Balancing individual Human Rights against public protection has always been, even before the introduction of the Human Rights Act, a difficult exercise. And clearly something went wrong with the decision to release Rice, but to put this forward as Bridges did, as part of the Board's error, is incomprehensible.
"He particularly criticised the presence of a barrister pressing for the prisoner's release at the parole board hearing" (source)
I wonder just what Rice's legal representative was supposed to be doing if not advocating his client's case. Not to do so would have been a most serious breach of a barrister's professional duty to a client.
Anyway, back to the Lord Chief Justice.
He concluded his lecture with this;
"My first ten years at the Bar were spent in Admiralty practice, where my staple diet was salvage. Alternatives to custody involve another kind of salvage.
I believe that the exercise is enormously worth while in the interests of all of us and I commend it to you.
This is a public lecture. It may be reported. If so, I would like to think that it will be reported fairly. That would, I must accept, be something of a novelty.
Last autumn the Sentencing Guidelines Council, which I chair, published draft guidelines in respect of robbery.
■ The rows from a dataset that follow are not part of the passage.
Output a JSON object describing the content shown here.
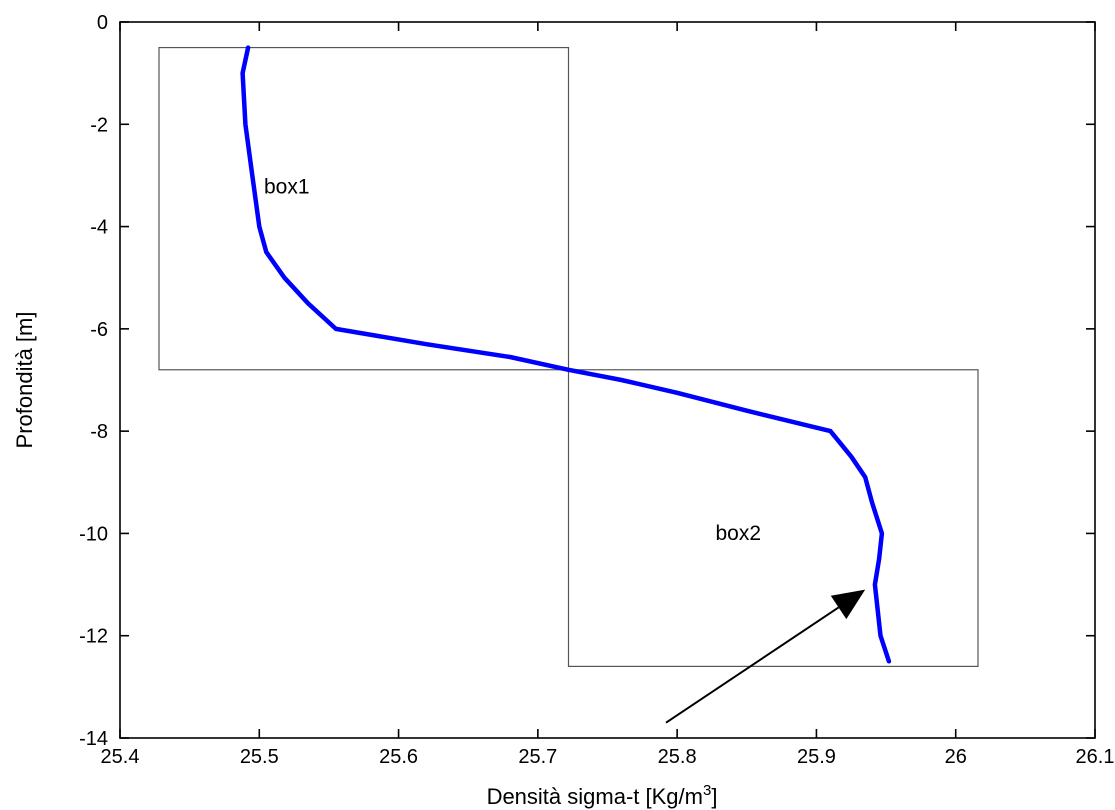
{
  "chart_data": {
    "type": "line",
    "xlabel": "Densità sigma-t [Kg/m",
    "xlabel_sup": "3",
    "xlabel_suffix": "]",
    "ylabel": "Profondità [m]",
    "xlim": [
      25.4,
      26.1
    ],
    "ylim": [
      -14,
      0
    ],
    "xticks": [
      25.4,
      25.5,
      25.6,
      25.7,
      25.8,
      25.9,
      26,
      26.1
    ],
    "xtick_labels": [
      "25.4",
      "25.5",
      "25.6",
      "25.7",
      "25.8",
      "25.9",
      "26",
      "26.1"
    ],
    "yticks": [
      0,
      -2,
      -4,
      -6,
      -8,
      -10,
      -12,
      -14
    ],
    "ytick_labels": [
      "0",
      "-2",
      "-4",
      "-6",
      "-8",
      "-10",
      "-12",
      "-14"
    ],
    "grid": false,
    "series": [
      {
        "color": "#0000ff",
        "x": [
          25.492,
          25.488,
          25.49,
          25.495,
          25.5,
          25.505,
          25.518,
          25.535,
          25.555,
          25.62,
          25.68,
          25.722,
          25.76,
          25.8,
          25.85,
          25.91,
          25.925,
          25.935,
          25.94,
          25.947,
          25.945,
          25.942,
          25.944,
          25.946,
          25.952
        ],
        "y": [
          -0.5,
          -1.0,
          -2.0,
          -3.0,
          -4.0,
          -4.5,
          -5.0,
          -5.5,
          -6.0,
          -6.3,
          -6.55,
          -6.8,
          -7.0,
          -7.25,
          -7.6,
          -8.0,
          -8.5,
          -8.9,
          -9.4,
          -10.0,
          -10.5,
          -11.0,
          -11.5,
          -12.0,
          -12.5
        ]
      }
    ],
    "boxes": [
      {
        "label": "box1",
        "x": [
          25.428,
          25.722
        ],
        "y": [
          -6.8,
          -0.5
        ]
      },
      {
        "label": "box2",
        "x": [
          25.722,
          26.016
        ],
        "y": [
          -12.6,
          -6.8
        ]
      }
    ],
    "arrow": {
      "from": [
        25.792,
        -13.7
      ],
      "to": [
        25.935,
        -11.1
      ]
    }
  }
}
These stated that the starting point in relation to robbery should almost always be a custodial sentence – a long one where serious violence or injury was involved. There was one exception to this, in the case of young first offenders using minimal force or threat of force. This earned me the headline in one tabloid, in letters an inch high, RIDICULOUS followed by ‘Muggers must not be sent to prison says our new Lord Chief Justice’
This evening I have not been talking about serious or violent criminals.
I have been talking about the large number of inadequate or damaged members of society for whom minor criminality is the only way of life they know. Short spells of imprisonment followed by re-offending is an expensive and ineffective way of dealing with these. Meaningful punishment in the community, coupled with a proper programme of rehabilitation, properly resourced and managed, must be the better option."
Andrew Keogh, a most experienced criminal defence solicitor commented on the speech:
"Anyone experienced in the daily diet of misery that comes before the lower courts day in, day out, will take some comfort from the sentiments expressed; one can only hope that magistrates' (and some Judges), still often obsessed with the preceived effectiveness of short custodial sentences, will take note. It would appear that the failings of community sentences are probable due to inadequate resources - if that is correct it seems a folly to try and correct the situation with a more expensive prison option."
Even though Home Office research has shown this to be true, I somehow can't see "Dr" John Reid, our new Home Secretary, expressing these sentiments.